Geometric Control of Surface Leakage Current and Noise in Lithium Drifted Silicon Radiation Detectors

Lithium drifted silicon radiation detectors exposed to normal ambient have been shown to have a surface n-type layer which extends from the "n" side over to the " p" side of the device. In this paper a continuation of the study of surface problems is presented, and a successful method for the control of leakage current and noise due to surface breakdown is shown. Noise measurements carried out on Li-drifted silicon devices show clearly the existence of two mechanisms for surface noise generation. One has the characteristics of shot noise, while the second one is much noisier than shot noise.
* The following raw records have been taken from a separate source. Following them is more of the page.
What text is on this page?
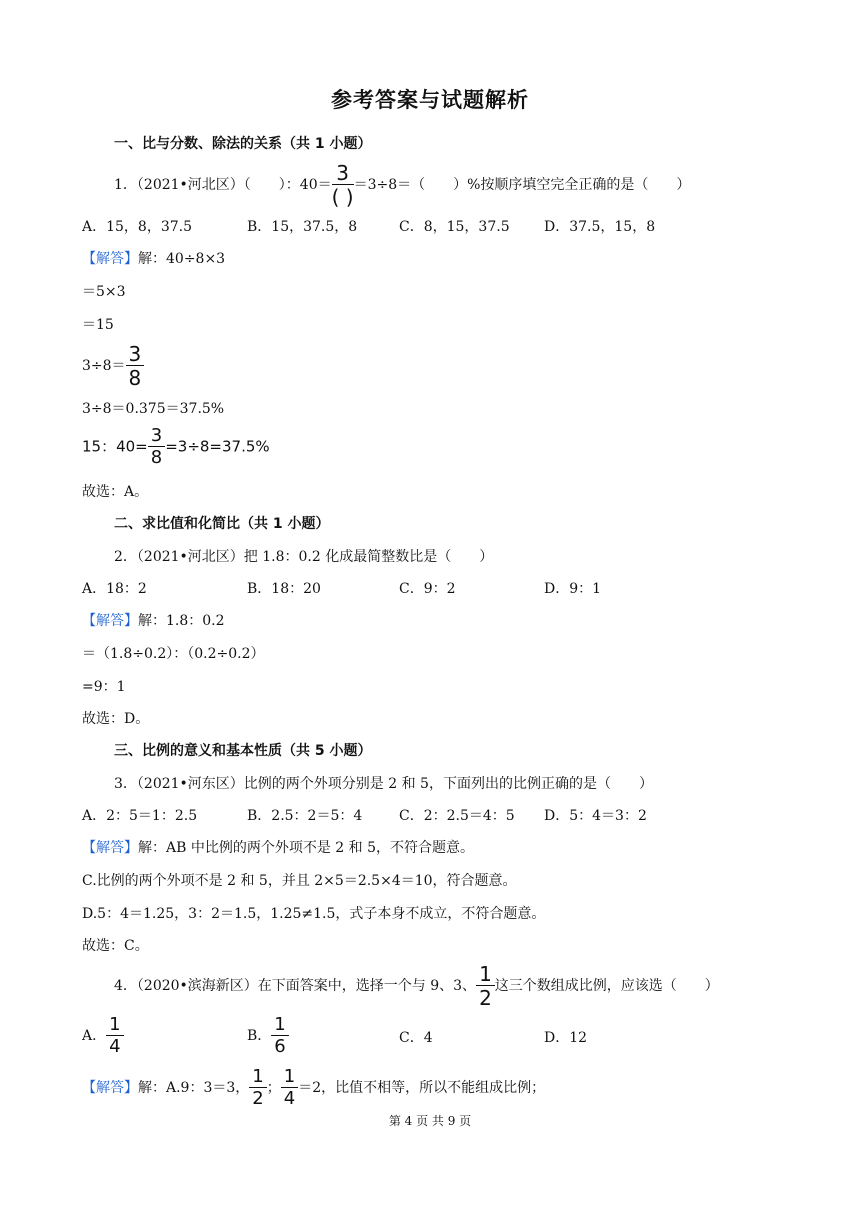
参考答案与试题解析
一、比与分数、除法的关系（共 1 小题）
1．（2021•河北区）（　　）：$40= \frac{3}{( )} =3\div 8=$（　　）%按顺序填空完全正确的是（　　）
A．15，8，37.5	B．15，37.5，8	C．8，15，37.5 D．37.5，15，8
【解答】解：40÷8×3
＝5×3
＝15
$3\div 8= \frac{3}{8}$
3÷8＝0.375＝37.5%
15：$40= \frac{3}{8} =3\div 8=37.5\%$
故选：A。
二、求比值和化简比（共 1 小题）
2．（2021•河北区）把 1.8：0.2 化成最简整数比是（　　）
A．18：2	B．18：20	C．9：2	D．9：1
【解答】解：1.8：0.2
＝（1.8÷0.2）：（0.2÷0.2）
=9：1
故选：D。
三、比例的意义和基本性质（共 5 小题）
3．（2021•河东区）比例的两个外项分别是 2 和 5，下面列出的比例正确的是（　　）
A．2：5＝1：2.5	B．2.5：2＝5：4	C．2：2.5＝4：5 D．5：4＝3：2
【解答】解：AB 中比例的两个外项不是 2 和 5，不符合题意。
C.比例的两个外项不是 2 和 5，并且 2×5＝2.5×4＝10，符合题意。
D.5：4＝1.25，3：2＝1.5，1.25≠1.5，式子本身不成立，不符合题意。
故选：C。
4．（2020•滨海新区）在下面答案中，选择一个与 9、3、 $\frac{1}{2}$ 这三个数组成比例，应该选（　　）
A． $\frac{1}{4}$	B． $\frac{1}{6}$	C．4	D．12
【解答】解：A.9：3＝3， $\frac{1}{2}$ ； $\frac{1}{4} =2$，比值不相等，所以不能组成比例；
第 4 页 共 9 页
Surface potential measurements correlated with light probe scanning give indication as to the origin of the currents which cause the two types of noise. The measurements also suggest the desirability of increasing the resistivity of the surface layer, and show that this can be attained by increasing the magnitude of the internal fields normal to such surface. One possible way of increasing the magnitude of the fields normal to the exposed junction surface consists in shaping the Si crystal so that, after the Li drifting process has been completed, regions of high fields exist within the compensated region. A comparison of cylindrical, planar, and "inverted T" types of p-i-n devices shows the superiority of the third type of device in that it is possible to apply high bias (between 150 and 200 V/mm at room temperature) before the onset of the high noise mechanism.